Fatur mengangguk, mencoba menahan amarahnya
"Aku butuh bicara.”
Malam itu, Reno menceritakan kisahnya. Menceritakan latar belakang Vino dan bagaimana kehidupan Vino dirumahnya.
"Tapi soal malam itu...” Reno terdiam, menunduk dengan ekspresi penuh rasa bersalah
"Aku... aku tak tahu kalau itu akan berakhir seburuk itu. Kami hanya ingin memberimu pelajaran."
Fatur mengepalkan tangan, tetapi ia tahu menahan emosinya adalah hal yang benar.
"Apa lagi yang kau tahu tentang Vino? Siapa yang paling dekat dengannya?”
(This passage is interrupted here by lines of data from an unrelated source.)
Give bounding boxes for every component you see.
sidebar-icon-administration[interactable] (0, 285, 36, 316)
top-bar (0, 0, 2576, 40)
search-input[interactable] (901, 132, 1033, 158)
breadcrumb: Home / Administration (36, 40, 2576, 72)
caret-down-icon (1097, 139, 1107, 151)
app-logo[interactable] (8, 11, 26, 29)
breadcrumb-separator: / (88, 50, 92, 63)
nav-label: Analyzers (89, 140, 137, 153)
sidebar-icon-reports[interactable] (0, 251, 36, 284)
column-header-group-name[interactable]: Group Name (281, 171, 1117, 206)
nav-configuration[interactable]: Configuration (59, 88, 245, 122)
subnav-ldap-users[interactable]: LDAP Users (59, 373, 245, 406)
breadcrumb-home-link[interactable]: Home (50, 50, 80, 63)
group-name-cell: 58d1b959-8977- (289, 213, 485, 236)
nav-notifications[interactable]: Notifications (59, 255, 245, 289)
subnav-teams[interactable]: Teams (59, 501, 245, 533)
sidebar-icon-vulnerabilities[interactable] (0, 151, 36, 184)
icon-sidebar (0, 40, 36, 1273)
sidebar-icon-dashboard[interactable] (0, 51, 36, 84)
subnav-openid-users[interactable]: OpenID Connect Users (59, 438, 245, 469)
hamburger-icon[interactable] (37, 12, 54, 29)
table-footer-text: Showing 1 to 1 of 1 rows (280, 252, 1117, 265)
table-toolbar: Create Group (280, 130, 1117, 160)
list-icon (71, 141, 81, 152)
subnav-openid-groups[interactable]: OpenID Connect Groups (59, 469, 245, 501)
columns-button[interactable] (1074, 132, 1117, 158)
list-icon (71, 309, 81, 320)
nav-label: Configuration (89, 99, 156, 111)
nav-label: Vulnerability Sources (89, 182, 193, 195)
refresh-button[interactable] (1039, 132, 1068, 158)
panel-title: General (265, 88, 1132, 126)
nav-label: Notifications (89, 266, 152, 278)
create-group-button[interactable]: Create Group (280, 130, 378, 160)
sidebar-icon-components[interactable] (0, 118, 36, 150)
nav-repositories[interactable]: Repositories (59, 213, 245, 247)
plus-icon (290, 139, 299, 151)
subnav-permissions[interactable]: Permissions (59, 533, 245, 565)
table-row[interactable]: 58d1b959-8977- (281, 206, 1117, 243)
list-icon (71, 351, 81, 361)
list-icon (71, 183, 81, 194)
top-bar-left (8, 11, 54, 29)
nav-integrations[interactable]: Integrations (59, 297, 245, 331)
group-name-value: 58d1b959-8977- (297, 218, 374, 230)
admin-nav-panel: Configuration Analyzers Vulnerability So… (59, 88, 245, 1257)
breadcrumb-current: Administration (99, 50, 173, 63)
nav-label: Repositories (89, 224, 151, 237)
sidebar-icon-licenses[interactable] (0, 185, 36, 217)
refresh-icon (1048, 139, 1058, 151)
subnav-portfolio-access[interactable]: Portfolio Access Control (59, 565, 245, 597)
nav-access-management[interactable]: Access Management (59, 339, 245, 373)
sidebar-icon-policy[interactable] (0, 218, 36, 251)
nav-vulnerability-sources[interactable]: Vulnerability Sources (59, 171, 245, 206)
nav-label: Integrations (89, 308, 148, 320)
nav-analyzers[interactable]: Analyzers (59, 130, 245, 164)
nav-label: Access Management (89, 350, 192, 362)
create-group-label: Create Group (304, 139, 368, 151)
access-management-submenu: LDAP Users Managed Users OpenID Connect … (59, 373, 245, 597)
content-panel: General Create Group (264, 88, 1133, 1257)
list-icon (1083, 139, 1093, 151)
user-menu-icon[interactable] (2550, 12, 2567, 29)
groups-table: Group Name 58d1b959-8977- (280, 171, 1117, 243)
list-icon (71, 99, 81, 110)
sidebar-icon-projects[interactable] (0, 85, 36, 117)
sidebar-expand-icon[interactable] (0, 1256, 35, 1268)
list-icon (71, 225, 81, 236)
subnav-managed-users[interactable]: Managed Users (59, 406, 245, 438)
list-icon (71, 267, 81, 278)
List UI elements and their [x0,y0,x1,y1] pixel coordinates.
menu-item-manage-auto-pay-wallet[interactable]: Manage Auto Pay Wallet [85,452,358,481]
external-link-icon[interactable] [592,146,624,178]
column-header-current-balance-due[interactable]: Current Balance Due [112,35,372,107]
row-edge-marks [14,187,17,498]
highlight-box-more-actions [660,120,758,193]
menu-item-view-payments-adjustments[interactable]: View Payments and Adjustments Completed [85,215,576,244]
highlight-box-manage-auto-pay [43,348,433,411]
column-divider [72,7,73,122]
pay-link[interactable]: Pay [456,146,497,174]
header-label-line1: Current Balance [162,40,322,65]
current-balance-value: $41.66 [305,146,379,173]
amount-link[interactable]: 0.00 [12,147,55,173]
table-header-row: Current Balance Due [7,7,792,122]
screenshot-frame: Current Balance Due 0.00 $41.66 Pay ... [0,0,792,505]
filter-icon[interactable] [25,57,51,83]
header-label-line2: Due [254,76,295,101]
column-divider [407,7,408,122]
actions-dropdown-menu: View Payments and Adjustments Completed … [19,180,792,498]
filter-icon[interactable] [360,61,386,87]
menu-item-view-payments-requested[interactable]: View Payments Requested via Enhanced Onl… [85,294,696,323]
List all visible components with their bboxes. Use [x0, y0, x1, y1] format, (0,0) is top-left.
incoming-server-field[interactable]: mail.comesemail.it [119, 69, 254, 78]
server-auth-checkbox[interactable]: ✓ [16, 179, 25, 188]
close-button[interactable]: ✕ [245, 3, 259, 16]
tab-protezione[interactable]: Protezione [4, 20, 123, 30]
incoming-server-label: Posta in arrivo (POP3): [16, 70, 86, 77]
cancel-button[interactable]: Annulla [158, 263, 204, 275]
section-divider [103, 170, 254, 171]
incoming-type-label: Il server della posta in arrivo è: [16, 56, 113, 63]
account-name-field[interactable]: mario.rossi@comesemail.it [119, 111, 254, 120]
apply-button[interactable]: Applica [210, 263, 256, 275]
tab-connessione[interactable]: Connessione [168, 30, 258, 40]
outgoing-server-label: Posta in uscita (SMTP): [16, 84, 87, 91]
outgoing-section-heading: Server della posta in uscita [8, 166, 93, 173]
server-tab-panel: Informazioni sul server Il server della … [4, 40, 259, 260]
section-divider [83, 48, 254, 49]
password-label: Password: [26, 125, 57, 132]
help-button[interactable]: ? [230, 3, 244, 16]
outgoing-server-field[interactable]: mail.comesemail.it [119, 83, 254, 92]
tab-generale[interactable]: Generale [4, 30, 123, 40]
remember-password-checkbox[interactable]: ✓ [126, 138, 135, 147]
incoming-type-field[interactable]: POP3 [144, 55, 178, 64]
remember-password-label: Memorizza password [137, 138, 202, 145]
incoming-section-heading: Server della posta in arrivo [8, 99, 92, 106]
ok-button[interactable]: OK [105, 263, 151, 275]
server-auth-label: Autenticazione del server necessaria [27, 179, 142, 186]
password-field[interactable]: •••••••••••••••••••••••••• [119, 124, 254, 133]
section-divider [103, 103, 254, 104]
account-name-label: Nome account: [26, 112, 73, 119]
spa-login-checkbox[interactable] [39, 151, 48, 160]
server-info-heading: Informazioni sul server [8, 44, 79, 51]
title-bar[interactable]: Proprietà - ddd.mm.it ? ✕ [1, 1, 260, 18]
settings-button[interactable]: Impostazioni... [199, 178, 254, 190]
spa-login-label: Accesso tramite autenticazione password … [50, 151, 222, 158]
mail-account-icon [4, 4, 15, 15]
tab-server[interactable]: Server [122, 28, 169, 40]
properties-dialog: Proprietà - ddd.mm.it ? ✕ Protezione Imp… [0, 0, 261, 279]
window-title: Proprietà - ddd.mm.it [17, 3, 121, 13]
Reno ragu sejenak sebelum akhirnya menjawab.
"Ada Saka. Dia yang selalu ada di sisi Vino. Kalau kau ingin tahu lebih banyak, temui dia. Tapi hati-hati, Saka tidak seperti aku. Dia... bisa sangat berbahaya.”
Fatur mengangguk, mencatat nama itu di kepalanya. Setelah selesai berbicara dengan Reno, ia tahu jalannya semakin panjang, tetapi juga semakin jelas. Ia akan mencari Saka dan mendapatkan kebenaran. Tidak hanya untuk dirinya sendiri, tetapi juga untuk Astuti, yang telah memberikan segalanya untuk melindunginya.